DISQUS

David Rice: The Magical Fail Whale

  • Stephen · 1 year ago
    I wonder if the problems Twitter has (and some 37Signals apps) are more related to weaknesses in current implementations of Agile Methodologies than anything else?

    JF said that Campfire is AJAX based and not Comet because they just wanted "to get things done", or be Agile. And a similar situation seems to be at the root of Twitter's problems.

    Or maybe I'm on crack?
  • mj · 1 year ago
    Twitter folk were admitted that they architected Twitter like a content management system when it should have been a messaging system.

    As I have to work with Rendezvous every day and see millions of messages passing, I have to wonder....
  • Paul Campbell · 1 year ago
    Stephen,—

    The Twitter problem could be described as being as a result of an agile approach, but I can't really agree with is being as a weakness.
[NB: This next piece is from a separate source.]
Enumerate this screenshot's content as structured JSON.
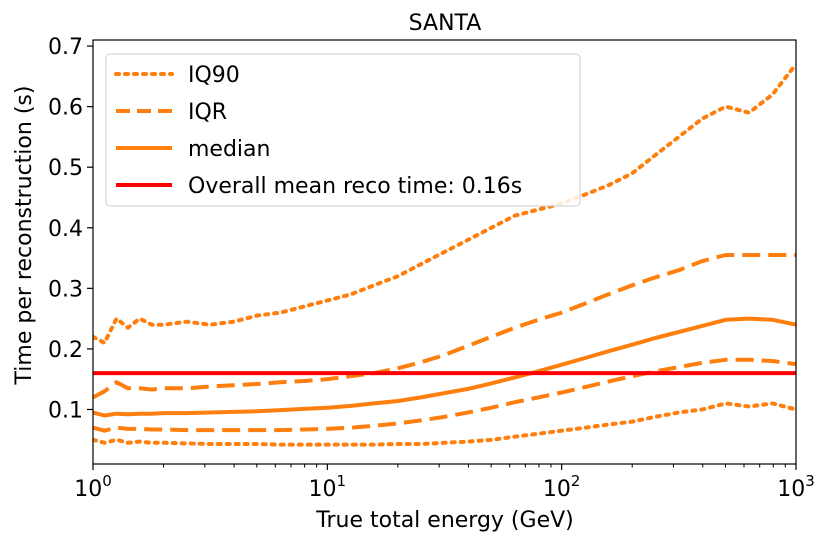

    From what I've heard, the original app was built and launched in 6 weeks. Now that's pretty agile.

    The scaling issues are twofold:
    Scaling anything requires two things:
    1) The NEED to scale
    2) a scaleable architecture
    3) $$$ to pay for that architecture

    Twitter was a fast, cheap job that took off, and took off big. The risk was minimal. A thousand Twitters could have launched on the same day and if they flopped, not a lot would have been lost.

    Twitter did take off, and very soon, as Dave rightly says, they found themselves with a platform that wasn't designed to do what Twitter users ultimately started doing: sending messages, having conversations.

    I'm willing to bet, that had they invested in scaleable architecture first, and built their system from the ground up as a distributed messaging platform, then none of us would ever have got the service, they probably still wouldn't be launched and they wouldn't stand a chance.
  • David Rice · 1 year ago
    Stephen, I don't think you're on crack. Agile Methodologies are great but when you don't apply good Domain Modeling to the problem at the same time you end up with a solution that works... until you realise there's a problem, in a lot of cases it may already be too late. In that vein I like to think for a good while of the simplest AND most sensible solution.

    I don't think there are any other rails apps with scaling problems as big as twitter, all of 37signals products are "naturally sharded" by account/user structure. Campfire did require a part to be swapped out of Rails, the backend that responds to the Javascript polling, the (simply) rewrote it in C.